Thorac Cardiovasc Surg 2012; 60 - PP108
DOI: 10.1055/s-0031-1297755

Effectiveness of temporary mechanical support in patients with refractory right heart failure after implantation of left ventricular assist devices

AF Popov 1, B Zych 1, MT Hosseini 1, P Mohite 1, M Hedger 1, R Hards 1, N Banner 2, AR Simon 1
  • 1Royal Brompton & Harefield Hospital, Department of Cardiothoracic Transplantation & Mechanical support, London, United Kingdom
  • 2Royal Brompton & Harefield Hospital, Department of Transplantation, London, United Kingdom

Objectives: While implantation of left Ventricular Assist Devices (LVADs) has become a routine clinical option for patients in end stage heart failure, many patients experience at least a transient decline in right ventricular (RV) function, commencing the initiation of left ventricular support. Of these, a significant percentage develops refractory full RV failure which is associated with a high mortality. We present our institutional experience in this patient group, based on the results using the CentriMag® (Levitronix) for temporary RV support.

Methods: All patients needing RV support after LVAD implantation between March 2001 and November 2010 were included. The analysis included patient demographics, type of LVAD implanted, duration of RV support and outcome parameters, including survival at 30, 90 days and one year. Patients were clustered according to the devices implanted.
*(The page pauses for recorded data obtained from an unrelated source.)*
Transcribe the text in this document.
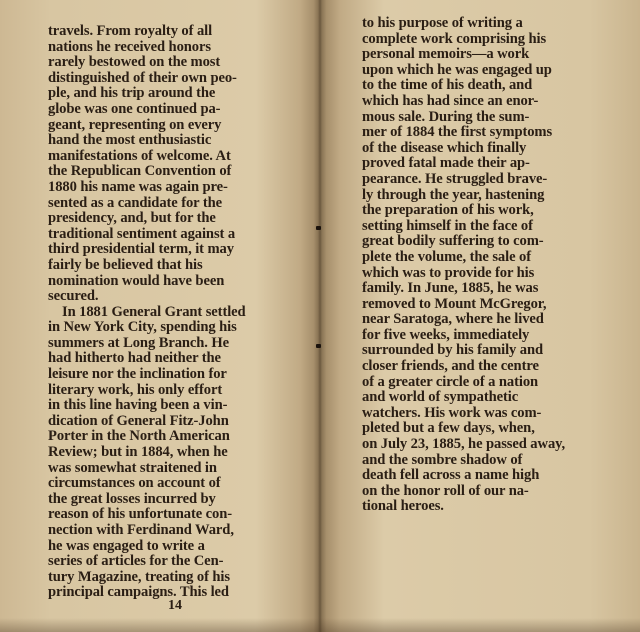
travels. From royalty of all
nations he received honors
rarely bestowed on the most
distinguished of their own peo-
ple, and his trip around the
globe was one continued pa-
geant, representing on every
hand the most enthusiastic
manifestations of welcome. At
the Republican Convention of
1880 his name was again pre-
sented as a candidate for the
presidency, and, but for the
traditional sentiment against a
third presidential term, it may
fairly be believed that his
nomination would have been
secured.
In 1881 General Grant settled
in New York City, spending his
summers at Long Branch. He
had hitherto had neither the
leisure nor the inclination for
literary work, his only effort
in this line having been a vin-
dication of General Fitz-John
Porter in the North American
Review; but in 1884, when he
was somewhat straitened in
circumstances on account of
the great losses incurred by
reason of his unfortunate con-
nection with Ferdinand Ward,
he was engaged to write a
series of articles for the Cen-
tury Magazine, treating of his
principal campaigns. This led
14
to his purpose of writing a
complete work comprising his
personal memoirs—a work
upon which he was engaged up
to the time of his death, and
which has had since an enor-
mous sale. During the sum-
mer of 1884 the first symptoms
of the disease which finally
proved fatal made their ap-
pearance. He struggled brave-
ly through the year, hastening
the preparation of his work,
setting himself in the face of
great bodily suffering to com-
plete the volume, the sale of
which was to provide for his
family. In June, 1885, he was
removed to Mount McGregor,
near Saratoga, where he lived
for five weeks, immediately
surrounded by his family and
closer friends, and the centre
of a greater circle of a nation
and world of sympathetic
watchers. His work was com-
pleted but a few days, when,
on July 23, 1885, he passed away,
and the sombre shadow of
death fell across a name high
on the honor roll of our na-
tional heroes.
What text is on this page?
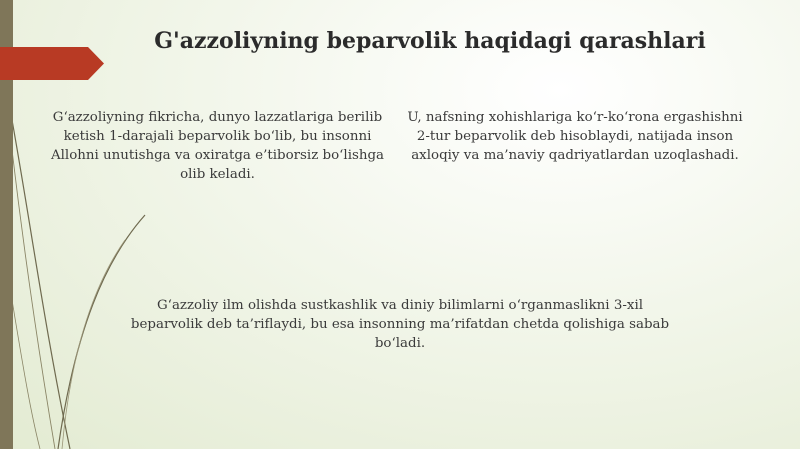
G'azzoliyning beparvolik haqidagi qarashlari

G‘azzoliyning fikricha, dunyo lazzatlariga berilib ketish 1-darajali beparvolik bo‘lib, bu insonni Allohni unutishga va oxiratga e’tiborsiz bo‘lishga olib keladi.

U, nafsning xohishlariga ko‘r-ko‘rona ergashishni 2-tur beparvolik deb hisoblaydi, natijada inson axloqiy va ma’naviy qadriyatlardan uzoqlashadi.

G‘azzoliy ilm olishda sustkashlik va diniy bilimlarni o‘rganmaslikni 3-xil beparvolik deb ta’riflaydi, bu esa insonning ma’rifatdan chetda qolishiga sabab bo‘ladi.
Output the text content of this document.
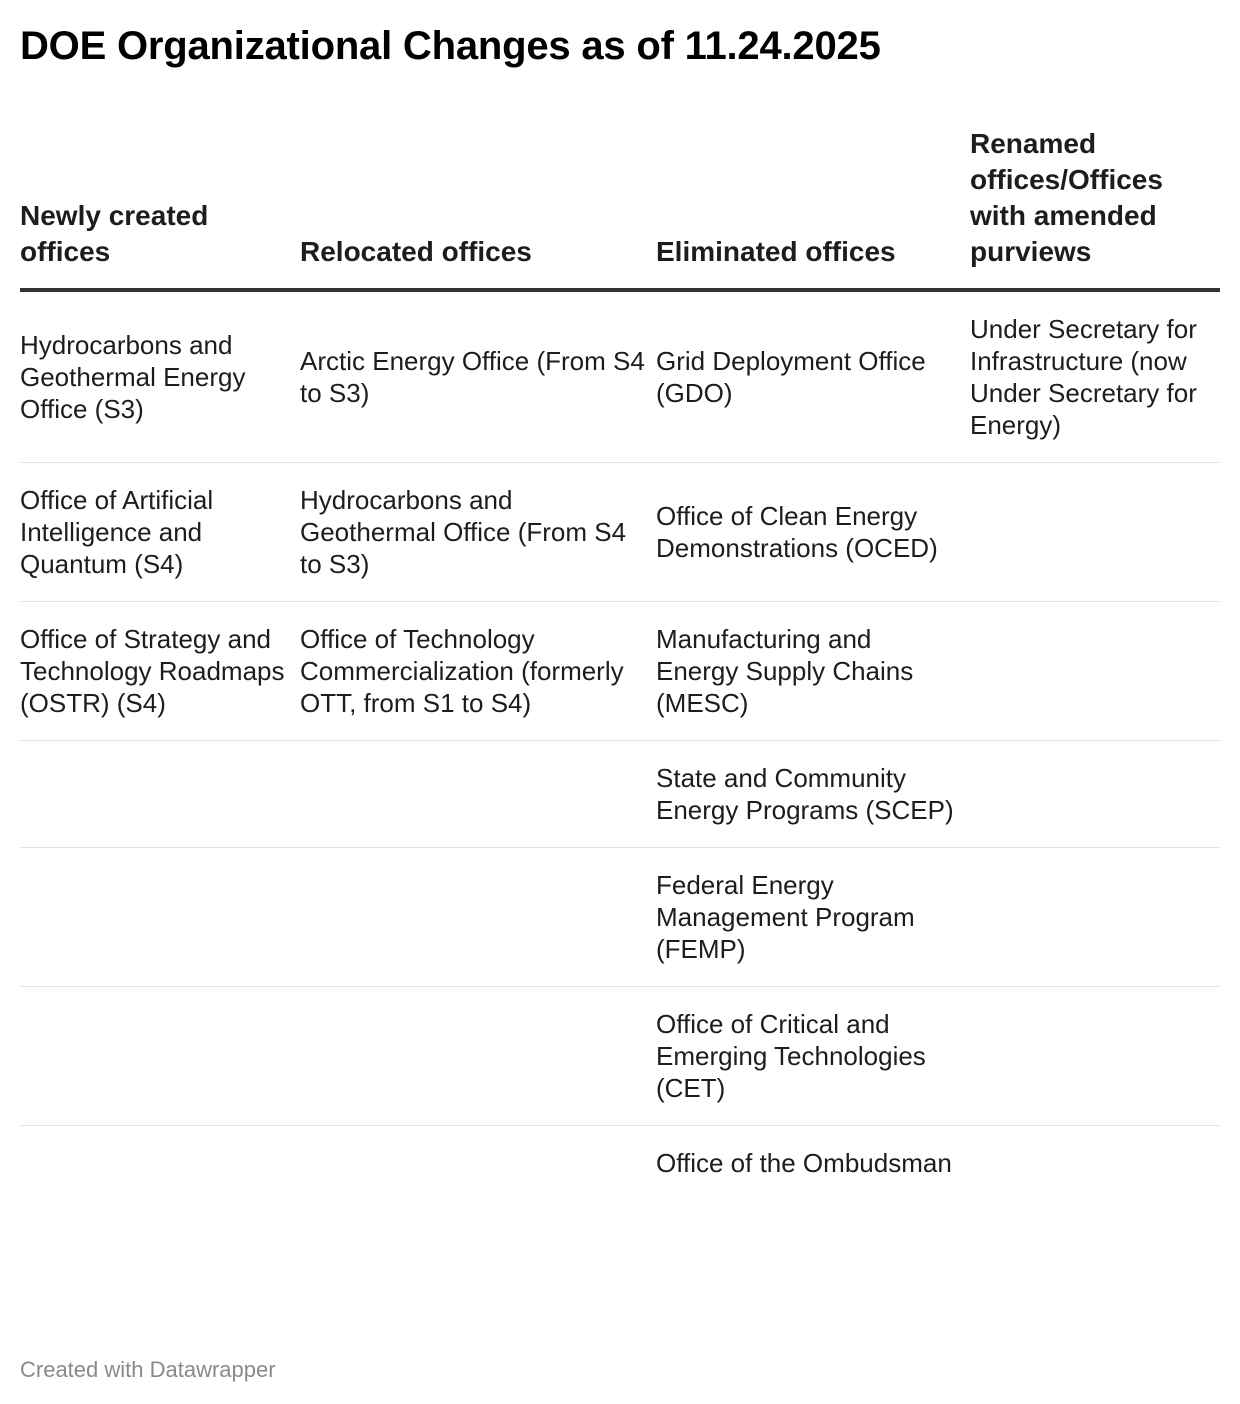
DOE Organizational Changes as of 11.24.2025
Newly created offices	Relocated offices	Eliminated offices	Renamed offices/Offices with amended purviews
Hydrocarbons and Geothermal Energy Office (S3)	Arctic Energy Office (From S4 to S3)	Grid Deployment Office (GDO)	Under Secretary for Infrastructure (now Under Secretary for Energy)
Office of Artificial Intelligence and Quantum (S4)	Hydrocarbons and Geothermal Office (From S4 to S3)	Office of Clean Energy Demonstrations (OCED)	
Office of Strategy and Technology Roadmaps (OSTR) (S4)	Office of Technology Commercialization (formerly OTT, from S1 to S4)	Manufacturing and Energy Supply Chains (MESC)	
		State and Community Energy Programs (SCEP)	
		Federal Energy Management Program (FEMP)	
		Office of Critical and Emerging Technologies (CET)	
		Office of the Ombudsman	
Created with Datawrapper
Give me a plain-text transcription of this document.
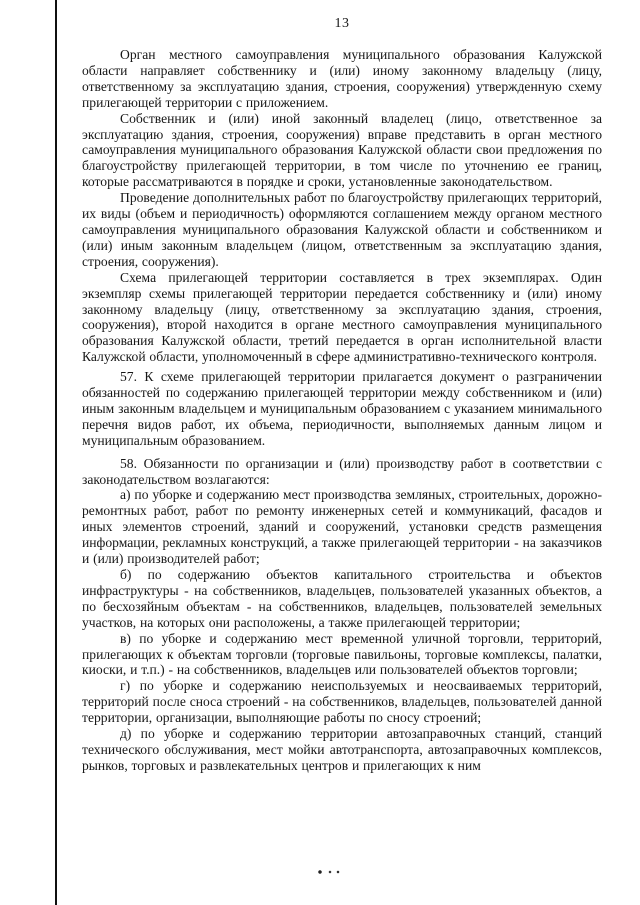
13

Орган местного самоуправления муниципального образования Калужской области направляет собственнику и (или) иному законному владельцу (лицу, ответственному за эксплуатацию здания, строения, сооружения) утвержденную схему прилегающей территории с приложением.

Собственник и (или) иной законный владелец (лицо, ответственное за эксплуатацию здания, строения, сооружения) вправе представить в орган местного самоуправления муниципального образования Калужской области свои предложения по благоустройству прилегающей территории, в том числе по уточнению ее границ, которые рассматриваются в порядке и сроки, установленные законодательством.

Проведение дополнительных работ по благоустройству прилегающих территорий, их виды (объем и периодичность) оформляются соглашением между органом местного самоуправления муниципального образования Калужской области и собственником и (или) иным законным владельцем (лицом, ответственным за эксплуатацию здания, строения, сооружения).

Схема прилегающей территории составляется в трех экземплярах. Один экземпляр схемы прилегающей территории передается собственнику и (или) иному законному владельцу (лицу, ответственному за эксплуатацию здания, строения, сооружения), второй находится в органе местного самоуправления муниципального образования Калужской области, третий передается в орган исполнительной власти Калужской области, уполномоченный в сфере административно-технического контроля.

57. К схеме прилегающей территории прилагается документ о разграничении обязанностей по содержанию прилегающей территории между собственником и (или) иным законным владельцем и муниципальным образованием с указанием минимального перечня видов работ, их объема, периодичности, выполняемых данным лицом и муниципальным образованием.

58. Обязанности по организации и (или) производству работ в соответствии с законодательством возлагаются:

а) по уборке и содержанию мест производства земляных, строительных, дорожно-ремонтных работ, работ по ремонту инженерных сетей и коммуникаций, фасадов и иных элементов строений, зданий и сооружений, установки средств размещения информации, рекламных конструкций, а также прилегающей территории - на заказчиков и (или) производителей работ;

б) по содержанию объектов капитального строительства и объектов инфраструктуры - на собственников, владельцев, пользователей указанных объектов, а по бесхозяйным объектам - на собственников, владельцев, пользователей земельных участков, на которых они расположены, а также прилегающей территории;

в) по уборке и содержанию мест временной уличной торговли, территорий, прилегающих к объектам торговли (торговые павильоны, торговые комплексы, палатки, киоски, и т.п.) - на собственников, владельцев или пользователей объектов торговли;

г) по уборке и содержанию неиспользуемых и неосваиваемых территорий, территорий после сноса строений - на собственников, владельцев, пользователей данной территории, организации, выполняющие работы по сносу строений;

д) по уборке и содержанию территории автозаправочных станций, станций технического обслуживания, мест мойки автотранспорта, автозаправочных комплексов, рынков, торговых и развлекательных центров и прилегающих к ним
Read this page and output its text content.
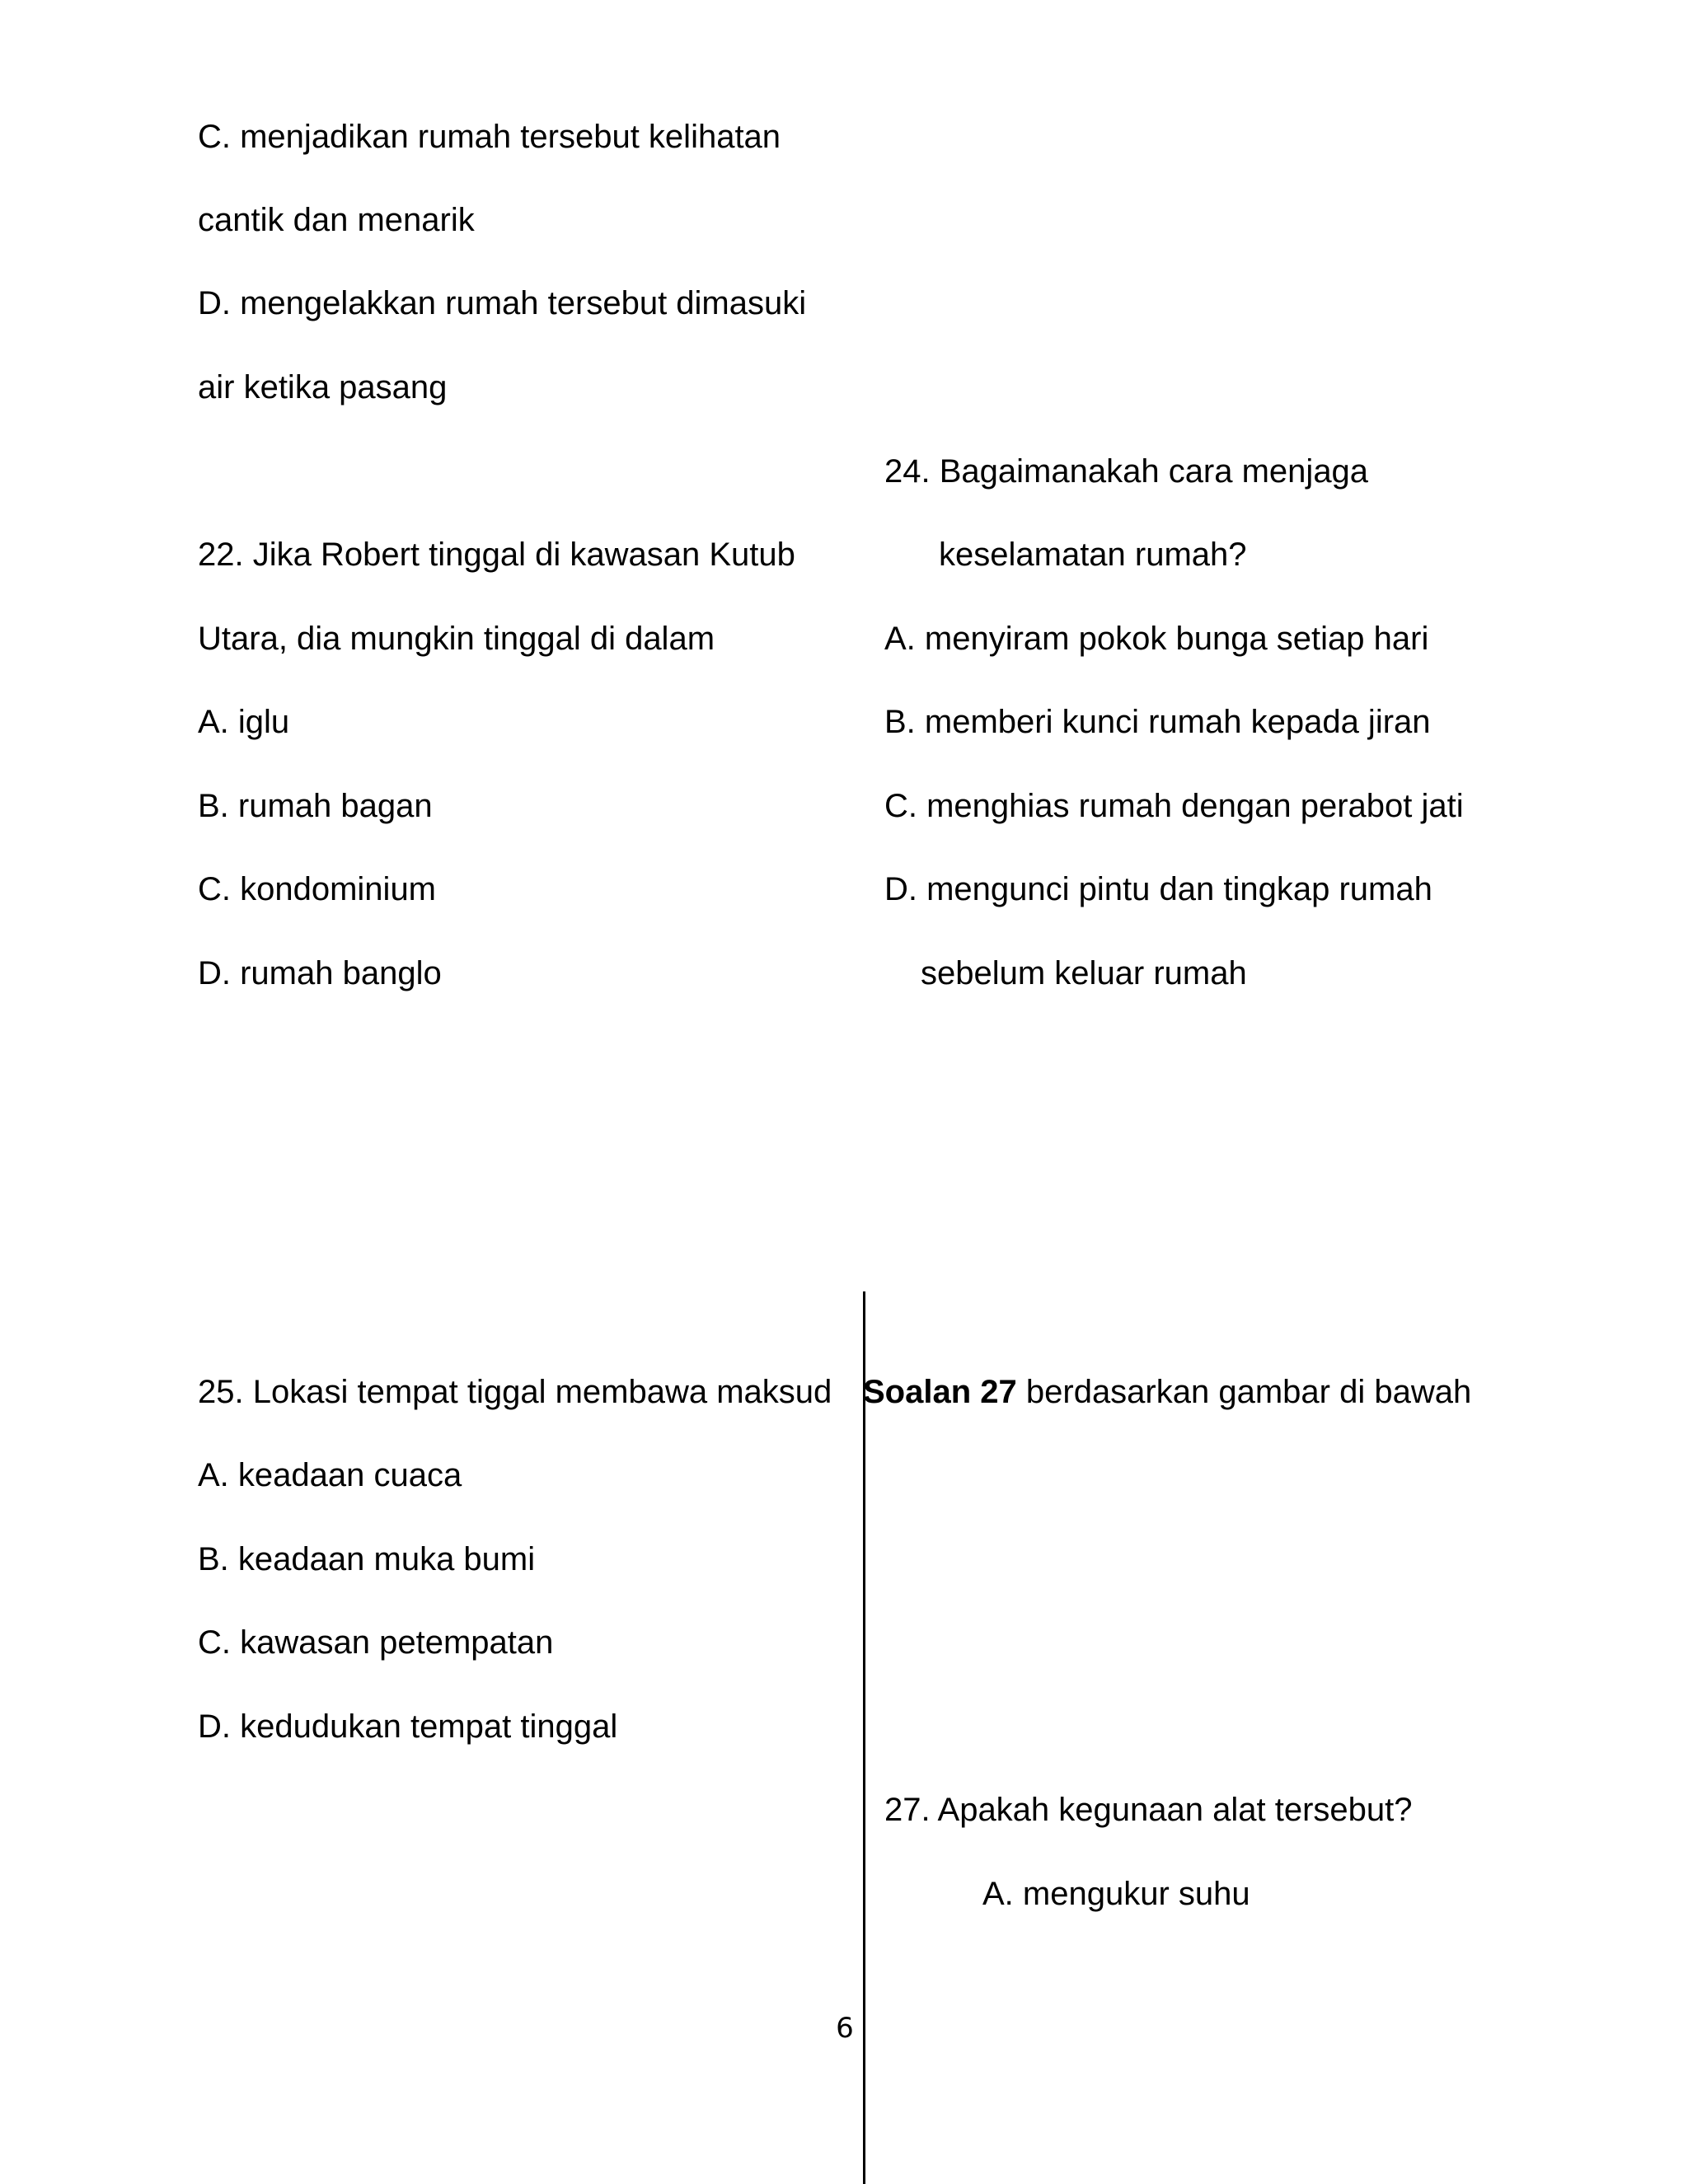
C. menjadikan rumah tersebut kelihatan

cantik dan menarik

D. mengelakkan rumah tersebut dimasuki

air ketika pasang

22. Jika Robert tinggal di kawasan Kutub

Utara, dia mungkin tinggal di dalam

A. iglu

B. rumah bagan

C. kondominium

D. rumah banglo

24. Bagaimanakah cara menjaga

keselamatan rumah?

A. menyiram pokok bunga setiap hari

B. memberi kunci rumah kepada jiran

C. menghias rumah dengan perabot jati

D. mengunci pintu dan tingkap rumah

sebelum keluar rumah

25. Lokasi tempat tiggal membawa maksud

A. keadaan cuaca

B. keadaan muka bumi

C. kawasan petempatan

D. kedudukan tempat tinggal

Soalan 27 berdasarkan gambar di bawah

27. Apakah kegunaan alat tersebut?

A. mengukur suhu

6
Results: 110 patients underwent implantation of long term, total implantable, continuous flow LVADs: 60 HeartMate II, 25 Jarvik 2000 and 24 HeartWare. 24 patients required right ventricular support. In all cases the Levitronix CentriMag continuous flow, paracorporeal device was used. Pts.: age 37.9±13.7 years, gender: M/F –15/9, underlying disease: dilative cardiomyopathy 22(92%), peripartum cardiomyopathy 1(4%), viral myocarditis 1(4%). Median duration of support: 28 days (5–146). 3(12.5%) pts. underwent heart transplantation (HTx) on RV support, 14(58.5%) underwent RVAD explantation. Of these, 3 underwent successful HTx, 4 recovered LV function followed by LVAD explantation, 3 remain on LVAD support. 4 patients died after RVAD explantation (post explantation day 1, months 3 and 4 and at 2 years), 7(29%) patients died during RV support. Median ITU/hospital stay was 19.5/78.5days days (6–145/10–219). 30-day/90-day/1-year survival: 79%/71%/60%. 15 (62.5%) patients were discharged from hospital after treatment. Median survival after procedure: 475 days (10–1920).

Conclusions: Clinically relevant RV failure occurs in a significant number of patients after implantation of left ventricular assist devices. In these patients, temporary right ventricular support using the CentriMag® is an excellent treatment option allowing to bridge the patient to recovery of RV function or transplantation.